EC Spectrum Decision Expected to Boost UWB RFID Adoption

The European Commission (EC) has formally adopted an ultra-wideband (UWB) frequency range from 3.4 to 4.8 GHz and 6 to 8.5 GHz, for use in EC member countries. This will establish several frequency limitations requiring UWB vendors to alter their technology to meet those limits. The EC opinion mandates that all 27 participating European countries accept UWB frequencies for devices used within their borders. Member countries have six months to ratify the decision.

The EC’s UWB frequency range is not as far-reaching as that of the U.S. Federal Communications Commission (FCC), however, which permits the use of 3.1 to 10.6 GHz by UWB devices in the United States. The EC decision designates the frequency bands of 3.4 to 4.8 GHz and 6 to 8.5 GHz for use by UWB RFID tags and interrogators, as well as for other applications, such as data networking. UWB devices utilizing frequencies between 4.2 GHz and 4.8 GHz will be permitted only until Dec. 31, 2010, by which time they must convert to the 6 to 8.5 GHz band, according to a spokesperson for the Radio Spectrum Committee (RSC), which assists the EC in the development and adoption of measures aimed at ensuring harmonized conditions for the available and efficient use of radio spectrum.

Jay Cadman

UWB is a wireless technology designed primarily to transmit data over short distances. Unlike HF or UHF RFID signals, which operate over a narrow frequency band, UWB devices transmit over a wide spectrum at low power, raising some concerns about interference with other technologies.

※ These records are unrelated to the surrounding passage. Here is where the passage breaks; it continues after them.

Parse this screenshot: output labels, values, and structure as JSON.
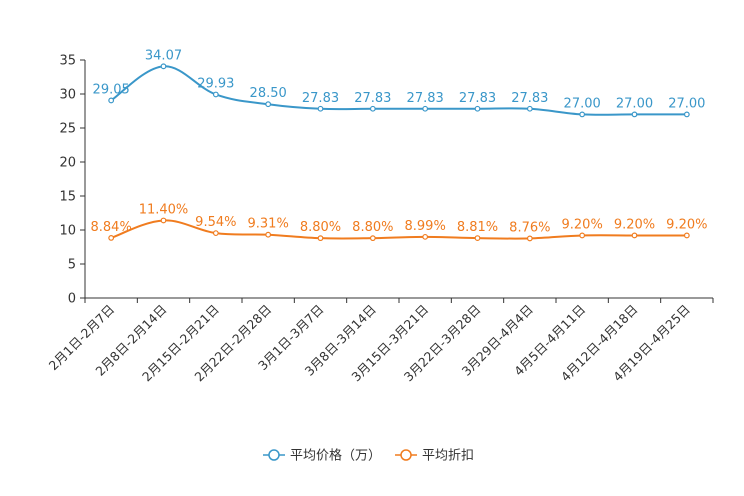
{
  "chart_data": {
    "type": "line",
    "title": "",
    "xlabel": "",
    "ylabel": "",
    "ylim": [
      0,
      35
    ],
    "yticks": [
      0,
      5,
      10,
      15,
      20,
      25,
      30,
      35
    ],
    "grid": false,
    "legend_position": "bottom-center",
    "categories": [
      "2月1日-2月7日",
      "2月8日-2月14日",
      "2月15日-2月21日",
      "2月22日-2月28日",
      "3月1日-3月7日",
      "3月8日-3月14日",
      "3月15日-3月21日",
      "3月22日-3月28日",
      "3月29日-4月4日",
      "4月5日-4月11日",
      "4月12日-4月18日",
      "4月19日-4月25日"
    ],
    "series": [
      {
        "name": "平均价格（万）",
        "color": "#3a97c9",
        "values": [
          29.05,
          34.07,
          29.93,
          28.5,
          27.83,
          27.83,
          27.83,
          27.83,
          27.83,
          27.0,
          27.0,
          27.0
        ],
        "labels": [
          "29.05",
          "34.07",
          "29.93",
          "28.50",
          "27.83",
          "27.83",
          "27.83",
          "27.83",
          "27.83",
          "27.00",
          "27.00",
          "27.00"
        ]
      },
      {
        "name": "平均折扣",
        "color": "#f07c1f",
        "values": [
          8.84,
          11.4,
          9.54,
          9.31,
          8.8,
          8.8,
          8.99,
          8.81,
          8.76,
          9.2,
          9.2,
          9.2
        ],
        "labels": [
          "8.84%",
          "11.40%",
          "9.54%",
          "9.31%",
          "8.80%",
          "8.80%",
          "8.99%",
          "8.81%",
          "8.76%",
          "9.20%",
          "9.20%",
          "9.20%"
        ]
      }
    ]
  }
}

While the FCC sanctioned the use of UWB in 2002, few UWB products have yet hit the market, says Robert Fontana, president of Multispectral Solutions Inc. (MSSI), a provider of UWB RFID tags and readers. As such, interference has not yet been an issue.

The European Conference of Postal and Telecommunications Administrations (CEPT) undertook research for the mandate approved by the EC. CEPT developed the decision’s technical conditions following compatibility studies showing how UWB transmissions might affect other spectrum uses.

The EC’s decision is good news for both end users and vendors, claims the RSC spokesperson. Of 253 votes, only 17 members from Finland and Sweden voted against the measure, while several others abstained.

British UWB technology vendor Ubisense applauded this development. The company is marketing a UWB real-time location system (RTLS) that operates between 5.8 and 7.2 GHz. The company, which markets its products in both the United States and Europe, sits on a subcommittee for the working group that made recommendations to CEPT.
“For us, this is an excellent development,” says Jay Cadman, vice president of business development at Ubisense. “It means we can begin shipping product without going through each country’s regulatory board to get licenses. It opens the door for us to expand at a much more rapid pace.”

Ubisense has customers using its RTLS tags and interrogators—which can pinpoint the location of an item for manufacturing use within 6 inches—in a number of countries, including the United Kingdom, Ireland, Germany, Italy, Spain, Belgium and the United States (see UWB to Help Sales Staff Fish for Leads).

Robert Fontana

“I think, from the European Union perspective, this allows a very exciting technology to enter the environment,” Cadman says. “It’s an explosion from our perspective of UWD projects in Europe. The demand there is enormous.”

But the explosion will require some transitions for certain other providers of UWB systems, Fontana notes. He says UWB devices operating in the 5.925 to 7.250 GHz band (which the FCC opened up in March 2005) are close enough to the EC band to translate well to EC standards. Systems in this range include various low-speed communications systems, such as radar, real-time location systems and RFID.

“Thus, initially we forecast that the European market will see such devices becoming generally available,” Fontana says. “MSSI is very happy with the mandate, as for more than eight years we have been building our UWB systems above 6 GHz [both government and commercial].”

The EC’s sanctioning of UWB bandwidth, Fontana reports, will benefit end users around the world. “It’s good for Canada, Australia, New Zealand, South America—everyone who has been waiting to see what Europe does. I believe Europe is the initial domino.” He predicts the decision will lead to adoption of UWB-friendly regulations throughout the globe.

RTLS solutions company Parco Merged Media, which provides 3.6 GHz UWB tags and interrogators for RTLS applications, has also been awaiting the EC sanction of the UWB spectrum. CEO Scott Cohen is less enthusiastic about the frequencies included in the mandate, but indicates the decision was still good for his firm.

“This gives us the ability to sell our location systems in Europe [without going through individual government license applications],” he says. “We have the ability to reprogram our tags” to work with the approved frequencies.